Transcript profiling of stems of alfalfa genotypes 708 and 773

For transcript profiling of stems of alfalfa genotypes 708 and 773, we analyzed the RPKM-normalized digital gene expression counts for each sequence in MSGI 1.0 for cDNA libraries derived from ES and PES internodes of each genotype (Additional file 11). Among the 124,025 sequences in MSGI 1.0, about 94.7% were transcriptionally active (RPKM > 0) in at least one library while about 5.3% (6,629 sequences) were silent in all four libraries examined (RPKM = 0 in all 4 libraries) (Additional file 11).

Among the transcriptionally-active genes in each library, we identified the top 500 most abundant transcripts (Additional file 12). The Fisher's exact test with Bonferroni correction (z-value cutoff = 1) revealed that genes belonging to photosynthesis, amino acid metabolism and transport classes were significantly over-represented among the most abundantly expressed transcripts in all 4 libraries which suggests roles as housekeeping genes in alfalfa stems (Additional file 13). We also identified functional classes over-represented among the most abundant genes expressed in a genotype- or tissue-specific manner suggesting their role in determining genotype or tissue identity (Additional file 13). Interestingly, genes involved in lignin biosynthesis were significantly over-represented among the most abundant genes. The lignin genes over-represented in one or more libraries include CCoAOMT (caffeoyl-CoA O-methyltransferase), CCR1 (cinnamoyl-CoA reductase1) and COMT (caffeic acid O-methyltransferase) genes (Additional file 13). On the other hand, the transcription factor family class was significantly under-represented among the most abundant transcripts in three libraries (Additional file 13). Table 2 shows the top 10 most abundant protein-coding transcripts identified in each alfalfa stem internode library. Interestingly, a putative COMT gene (MSGI1_1270) was among the top 10 most abundant protein-coding transcripts and it was up-regulated in 773 (high lignin genotype) in both ES and PES internodes compared to 708 (low lignin genotype). The promoters of these highly expressed genes, including strong constitutive and tissue-specific promoters, may be useful for transgenic studies in alfalfa.

Table 2 Top 10 most abundant protein-coding transcripts identified in each alfalfa stem internodes library.

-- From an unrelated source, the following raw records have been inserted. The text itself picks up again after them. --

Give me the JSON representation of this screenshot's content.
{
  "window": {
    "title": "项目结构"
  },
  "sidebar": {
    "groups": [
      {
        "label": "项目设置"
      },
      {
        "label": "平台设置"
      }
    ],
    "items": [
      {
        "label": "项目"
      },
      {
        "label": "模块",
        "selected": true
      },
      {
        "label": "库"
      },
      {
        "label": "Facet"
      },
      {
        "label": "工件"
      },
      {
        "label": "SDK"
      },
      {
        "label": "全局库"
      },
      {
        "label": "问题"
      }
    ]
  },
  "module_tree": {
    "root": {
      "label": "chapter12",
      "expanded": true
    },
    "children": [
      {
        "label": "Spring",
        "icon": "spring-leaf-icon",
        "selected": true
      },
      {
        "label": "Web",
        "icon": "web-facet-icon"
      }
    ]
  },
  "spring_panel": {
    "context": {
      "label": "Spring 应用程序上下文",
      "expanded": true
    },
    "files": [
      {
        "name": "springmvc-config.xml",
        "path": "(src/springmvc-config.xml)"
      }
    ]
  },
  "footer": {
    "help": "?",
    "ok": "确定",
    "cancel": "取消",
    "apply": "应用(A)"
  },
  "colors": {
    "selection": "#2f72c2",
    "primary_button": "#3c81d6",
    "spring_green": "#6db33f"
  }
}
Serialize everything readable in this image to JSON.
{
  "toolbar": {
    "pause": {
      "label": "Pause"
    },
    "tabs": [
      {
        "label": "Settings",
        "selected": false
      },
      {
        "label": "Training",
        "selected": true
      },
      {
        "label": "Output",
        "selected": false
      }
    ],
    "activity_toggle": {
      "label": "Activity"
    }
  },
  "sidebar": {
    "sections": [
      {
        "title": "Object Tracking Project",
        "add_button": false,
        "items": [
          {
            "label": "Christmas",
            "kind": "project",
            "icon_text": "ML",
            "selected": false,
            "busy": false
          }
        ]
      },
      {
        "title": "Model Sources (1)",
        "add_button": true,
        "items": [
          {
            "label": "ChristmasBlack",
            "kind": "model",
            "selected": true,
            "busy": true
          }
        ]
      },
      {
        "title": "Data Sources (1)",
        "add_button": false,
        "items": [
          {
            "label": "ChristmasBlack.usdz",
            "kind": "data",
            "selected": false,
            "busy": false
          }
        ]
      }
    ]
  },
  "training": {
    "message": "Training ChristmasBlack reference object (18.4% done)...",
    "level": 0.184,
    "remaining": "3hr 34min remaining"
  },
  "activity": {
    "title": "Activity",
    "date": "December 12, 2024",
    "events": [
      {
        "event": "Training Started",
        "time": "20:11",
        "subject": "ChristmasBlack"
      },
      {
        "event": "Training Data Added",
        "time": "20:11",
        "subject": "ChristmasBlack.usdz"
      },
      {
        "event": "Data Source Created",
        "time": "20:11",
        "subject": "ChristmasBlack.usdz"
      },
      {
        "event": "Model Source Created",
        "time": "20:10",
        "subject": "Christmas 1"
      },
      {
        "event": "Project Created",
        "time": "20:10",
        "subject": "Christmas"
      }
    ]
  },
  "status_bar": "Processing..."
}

We also identified putative housekeeping genes (HKGs) that showed little variation in expression but were expressed at relatively high levels. To identify HKGs, we first selected genes with an average RPKM-normalized transcript count greater than 10. Next, we selected the top 300 genes with the lowest coefficient of variation (CV = standard deviation/mean) (Additional file 14) [13]. These HKGs may be useful as reference genes in qRT-PCR or other experiments to normalize gene expression levels across different conditions [51].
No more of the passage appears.